# Help me date this Elgin with wood rims.



## bhando (Feb 18, 2012)

I am helping a friend to try and date his Elgin. 
The bike is in incredible original condition, the bike has wood rims that are painted and pinstriped, wood pedal blocks and wooden grips that appear to also be leather wrapped. 
The wheels appear to be 26".


He would like to know what year it was built.

Thanks for any help on this!!


----------



## dave the wave (Feb 18, 2012)

that bike appears to be circa 1915-1919.it has 28in. wheels.it was sold by Sears and the manufactor was the davis sewing machine co.


----------



## bhando (Feb 18, 2012)

I measured the wheel with the flat tires and they were around 26". 

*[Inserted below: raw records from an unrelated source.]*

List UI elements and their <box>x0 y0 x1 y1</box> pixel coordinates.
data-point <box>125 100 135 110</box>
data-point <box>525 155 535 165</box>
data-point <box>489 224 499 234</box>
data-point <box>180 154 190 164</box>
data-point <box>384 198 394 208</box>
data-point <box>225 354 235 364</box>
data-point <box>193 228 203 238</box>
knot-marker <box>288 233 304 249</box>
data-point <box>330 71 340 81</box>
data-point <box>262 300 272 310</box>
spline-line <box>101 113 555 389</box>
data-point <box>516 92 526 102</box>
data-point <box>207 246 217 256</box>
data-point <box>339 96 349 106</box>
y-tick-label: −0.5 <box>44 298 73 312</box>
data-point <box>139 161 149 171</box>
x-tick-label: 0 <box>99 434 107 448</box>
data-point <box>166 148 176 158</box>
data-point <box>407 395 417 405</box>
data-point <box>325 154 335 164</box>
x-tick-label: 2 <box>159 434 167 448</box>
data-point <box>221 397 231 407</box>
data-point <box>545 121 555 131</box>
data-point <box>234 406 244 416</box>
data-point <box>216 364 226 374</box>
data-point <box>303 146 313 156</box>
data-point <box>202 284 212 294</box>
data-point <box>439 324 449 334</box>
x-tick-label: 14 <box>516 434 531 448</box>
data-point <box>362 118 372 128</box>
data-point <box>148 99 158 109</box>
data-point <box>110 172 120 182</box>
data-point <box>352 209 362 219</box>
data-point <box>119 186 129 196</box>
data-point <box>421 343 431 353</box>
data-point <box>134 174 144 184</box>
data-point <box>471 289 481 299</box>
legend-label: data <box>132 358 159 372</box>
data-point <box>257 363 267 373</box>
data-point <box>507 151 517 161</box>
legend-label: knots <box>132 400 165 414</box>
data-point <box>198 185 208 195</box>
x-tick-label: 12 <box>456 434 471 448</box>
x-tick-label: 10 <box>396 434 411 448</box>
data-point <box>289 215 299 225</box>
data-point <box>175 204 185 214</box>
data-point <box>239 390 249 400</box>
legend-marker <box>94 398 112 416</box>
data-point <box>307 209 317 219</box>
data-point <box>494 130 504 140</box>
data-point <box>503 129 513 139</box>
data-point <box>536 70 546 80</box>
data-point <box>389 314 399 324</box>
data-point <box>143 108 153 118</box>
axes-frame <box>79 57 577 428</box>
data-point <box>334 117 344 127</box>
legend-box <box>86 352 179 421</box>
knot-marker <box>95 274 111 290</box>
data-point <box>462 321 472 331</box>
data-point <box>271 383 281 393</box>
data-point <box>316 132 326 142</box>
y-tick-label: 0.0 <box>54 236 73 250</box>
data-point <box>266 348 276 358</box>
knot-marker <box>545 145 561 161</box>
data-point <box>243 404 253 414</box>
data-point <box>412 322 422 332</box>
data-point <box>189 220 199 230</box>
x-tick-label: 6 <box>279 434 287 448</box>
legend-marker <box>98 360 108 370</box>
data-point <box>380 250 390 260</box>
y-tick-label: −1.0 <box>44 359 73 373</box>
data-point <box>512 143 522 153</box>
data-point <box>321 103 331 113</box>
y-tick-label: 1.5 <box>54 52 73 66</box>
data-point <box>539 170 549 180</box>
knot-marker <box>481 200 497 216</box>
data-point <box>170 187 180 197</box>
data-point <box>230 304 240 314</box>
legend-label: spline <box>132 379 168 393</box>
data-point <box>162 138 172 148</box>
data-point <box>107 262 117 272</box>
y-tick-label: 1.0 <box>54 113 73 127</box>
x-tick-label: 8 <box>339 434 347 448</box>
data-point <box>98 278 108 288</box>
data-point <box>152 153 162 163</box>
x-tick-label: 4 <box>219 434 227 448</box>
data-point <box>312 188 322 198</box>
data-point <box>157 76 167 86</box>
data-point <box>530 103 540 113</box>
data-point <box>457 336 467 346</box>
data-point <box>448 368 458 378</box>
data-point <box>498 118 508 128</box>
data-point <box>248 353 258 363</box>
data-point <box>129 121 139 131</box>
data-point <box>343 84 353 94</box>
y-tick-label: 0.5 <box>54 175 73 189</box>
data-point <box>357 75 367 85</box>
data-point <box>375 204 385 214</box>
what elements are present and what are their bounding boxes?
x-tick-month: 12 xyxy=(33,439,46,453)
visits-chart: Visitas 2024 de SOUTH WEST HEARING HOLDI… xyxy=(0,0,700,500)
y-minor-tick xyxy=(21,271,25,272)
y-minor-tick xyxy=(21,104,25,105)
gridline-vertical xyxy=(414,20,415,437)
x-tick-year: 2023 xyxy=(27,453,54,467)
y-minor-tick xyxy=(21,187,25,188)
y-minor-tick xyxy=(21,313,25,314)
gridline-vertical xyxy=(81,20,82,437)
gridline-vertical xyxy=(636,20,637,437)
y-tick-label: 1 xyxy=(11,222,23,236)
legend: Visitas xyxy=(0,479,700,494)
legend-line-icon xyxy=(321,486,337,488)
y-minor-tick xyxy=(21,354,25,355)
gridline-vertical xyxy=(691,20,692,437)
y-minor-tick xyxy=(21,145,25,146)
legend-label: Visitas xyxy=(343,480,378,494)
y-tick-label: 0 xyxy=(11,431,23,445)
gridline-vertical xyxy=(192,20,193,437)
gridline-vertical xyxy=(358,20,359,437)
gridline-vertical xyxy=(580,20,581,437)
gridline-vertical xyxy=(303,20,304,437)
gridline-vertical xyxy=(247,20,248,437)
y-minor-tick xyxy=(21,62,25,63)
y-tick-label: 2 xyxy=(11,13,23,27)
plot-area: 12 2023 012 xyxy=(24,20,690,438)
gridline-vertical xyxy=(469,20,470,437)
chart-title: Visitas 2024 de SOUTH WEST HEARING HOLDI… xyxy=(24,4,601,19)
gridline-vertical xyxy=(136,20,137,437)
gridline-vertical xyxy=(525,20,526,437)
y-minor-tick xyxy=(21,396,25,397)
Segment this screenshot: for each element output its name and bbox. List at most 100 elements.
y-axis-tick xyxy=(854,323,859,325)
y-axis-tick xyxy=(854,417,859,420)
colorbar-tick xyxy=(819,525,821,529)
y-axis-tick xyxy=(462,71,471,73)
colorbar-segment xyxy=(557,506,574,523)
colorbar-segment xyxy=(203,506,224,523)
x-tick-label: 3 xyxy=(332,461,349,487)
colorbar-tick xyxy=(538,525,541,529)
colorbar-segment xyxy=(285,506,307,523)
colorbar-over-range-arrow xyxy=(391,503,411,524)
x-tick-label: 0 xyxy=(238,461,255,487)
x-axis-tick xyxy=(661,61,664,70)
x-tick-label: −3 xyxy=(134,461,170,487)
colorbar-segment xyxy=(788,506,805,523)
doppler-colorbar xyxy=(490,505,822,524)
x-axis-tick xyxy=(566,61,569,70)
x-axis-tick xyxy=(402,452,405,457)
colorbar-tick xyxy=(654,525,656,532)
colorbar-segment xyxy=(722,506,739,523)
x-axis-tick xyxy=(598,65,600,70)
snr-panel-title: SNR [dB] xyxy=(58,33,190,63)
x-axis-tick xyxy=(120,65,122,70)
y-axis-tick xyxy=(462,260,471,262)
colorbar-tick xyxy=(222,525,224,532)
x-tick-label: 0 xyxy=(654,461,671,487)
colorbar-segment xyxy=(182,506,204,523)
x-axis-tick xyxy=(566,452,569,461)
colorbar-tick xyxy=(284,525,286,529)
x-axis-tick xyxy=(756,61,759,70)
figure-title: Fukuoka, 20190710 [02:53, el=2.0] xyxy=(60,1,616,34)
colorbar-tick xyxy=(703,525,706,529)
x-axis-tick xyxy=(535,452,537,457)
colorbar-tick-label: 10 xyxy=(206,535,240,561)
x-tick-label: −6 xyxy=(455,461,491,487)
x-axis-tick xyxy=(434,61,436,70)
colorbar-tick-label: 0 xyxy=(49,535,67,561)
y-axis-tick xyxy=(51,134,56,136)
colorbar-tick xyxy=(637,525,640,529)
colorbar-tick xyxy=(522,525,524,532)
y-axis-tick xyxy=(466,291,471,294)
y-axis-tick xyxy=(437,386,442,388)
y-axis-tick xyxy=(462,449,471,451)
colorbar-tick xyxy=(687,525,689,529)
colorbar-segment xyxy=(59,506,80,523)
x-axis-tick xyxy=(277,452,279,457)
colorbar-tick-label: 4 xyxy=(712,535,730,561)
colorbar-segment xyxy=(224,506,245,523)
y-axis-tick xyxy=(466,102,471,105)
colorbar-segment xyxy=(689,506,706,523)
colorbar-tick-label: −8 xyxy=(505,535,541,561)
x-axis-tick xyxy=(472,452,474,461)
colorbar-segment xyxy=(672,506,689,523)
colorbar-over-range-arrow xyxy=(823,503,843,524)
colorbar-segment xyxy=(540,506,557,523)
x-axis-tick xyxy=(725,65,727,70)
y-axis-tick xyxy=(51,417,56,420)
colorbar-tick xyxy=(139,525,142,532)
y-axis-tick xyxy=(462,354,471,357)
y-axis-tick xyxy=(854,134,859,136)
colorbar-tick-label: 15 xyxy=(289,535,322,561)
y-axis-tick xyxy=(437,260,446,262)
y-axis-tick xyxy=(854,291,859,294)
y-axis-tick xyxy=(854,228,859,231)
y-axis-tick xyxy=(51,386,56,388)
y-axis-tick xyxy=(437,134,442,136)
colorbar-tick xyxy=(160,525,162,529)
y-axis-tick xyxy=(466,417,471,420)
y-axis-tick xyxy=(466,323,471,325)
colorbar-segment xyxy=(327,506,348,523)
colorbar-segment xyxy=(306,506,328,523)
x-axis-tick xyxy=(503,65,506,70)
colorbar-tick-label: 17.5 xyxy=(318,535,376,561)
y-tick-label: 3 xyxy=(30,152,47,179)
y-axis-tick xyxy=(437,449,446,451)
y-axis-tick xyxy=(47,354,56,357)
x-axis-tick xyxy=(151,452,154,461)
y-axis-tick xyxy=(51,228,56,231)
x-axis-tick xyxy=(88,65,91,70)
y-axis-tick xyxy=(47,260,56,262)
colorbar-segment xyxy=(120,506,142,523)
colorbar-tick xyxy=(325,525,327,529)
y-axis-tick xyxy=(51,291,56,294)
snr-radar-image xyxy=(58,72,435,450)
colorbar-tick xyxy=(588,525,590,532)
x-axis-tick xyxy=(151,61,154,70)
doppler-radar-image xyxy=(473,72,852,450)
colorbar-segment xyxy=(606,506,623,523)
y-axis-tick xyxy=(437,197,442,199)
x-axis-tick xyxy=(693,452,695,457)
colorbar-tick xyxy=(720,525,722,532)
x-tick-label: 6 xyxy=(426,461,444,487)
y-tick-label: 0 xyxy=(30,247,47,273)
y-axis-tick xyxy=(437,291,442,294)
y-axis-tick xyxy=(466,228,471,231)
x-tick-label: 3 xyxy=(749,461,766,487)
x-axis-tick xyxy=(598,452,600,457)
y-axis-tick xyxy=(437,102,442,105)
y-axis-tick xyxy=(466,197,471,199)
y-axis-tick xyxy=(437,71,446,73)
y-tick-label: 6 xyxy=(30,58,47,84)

What size are the wheels on a 28" bike?

I'm also looking for a drop stand for this bike if anyone has one and the clip, that they would be willing to part with.


----------



## rustyspoke66 (Feb 18, 2012)

The wheel without the tire is 25 inches and I agree that it would be late teens or maybe even early 20's.


----------



## bhando (Feb 18, 2012)

When did they stop making wood wheels?


----------



## bricycle (Feb 18, 2012)

I'm thinking early 1920 ish. I know they used that chainring in 1923, maybe earlier and later. But all wood wheels (wood/would) lean toward more toward earlier.
All wood wheels till early 20's eacept racers, which used then till WW2, and some still use them. Steel clad (sheethed) wood after all wood got phased out. Great bike, better than mine...boo hoo, bri.


----------



## rustyspoke66 (Feb 18, 2012)

This is the one I have but I think it's a year or two newer than yours.


----------



## Backpedaler (Feb 18, 2012)

what type of wheels are on this bike?  some kind of steel wheel?  what type of tire fits it?


----------



## bricycle (Feb 18, 2012)

Backpedaler said:


> what type of wheels are on this bike?  some kind of steel wheel?  what type of tire fits it?




I hve a 1923? Elgin camelback that had those wheels.... Singletube gets glued on.


----------



## dfa242 (Feb 19, 2012)

I have a 1924 with the same paint scheme on the wooden wheels.  If you get the serial number off the bottom bracket, someone might be able to narrow it down for you.


----------



## bhando (Feb 19, 2012)

Are the drop stand and clip for these bikes anything special, nothing year specific or anything weird. 

The seat also has grommets for what I'm guessing is for a leather tool bag?

If anyone has a drop stand and clip for sale PM me with info. 

Thanks for all the info and help!


----------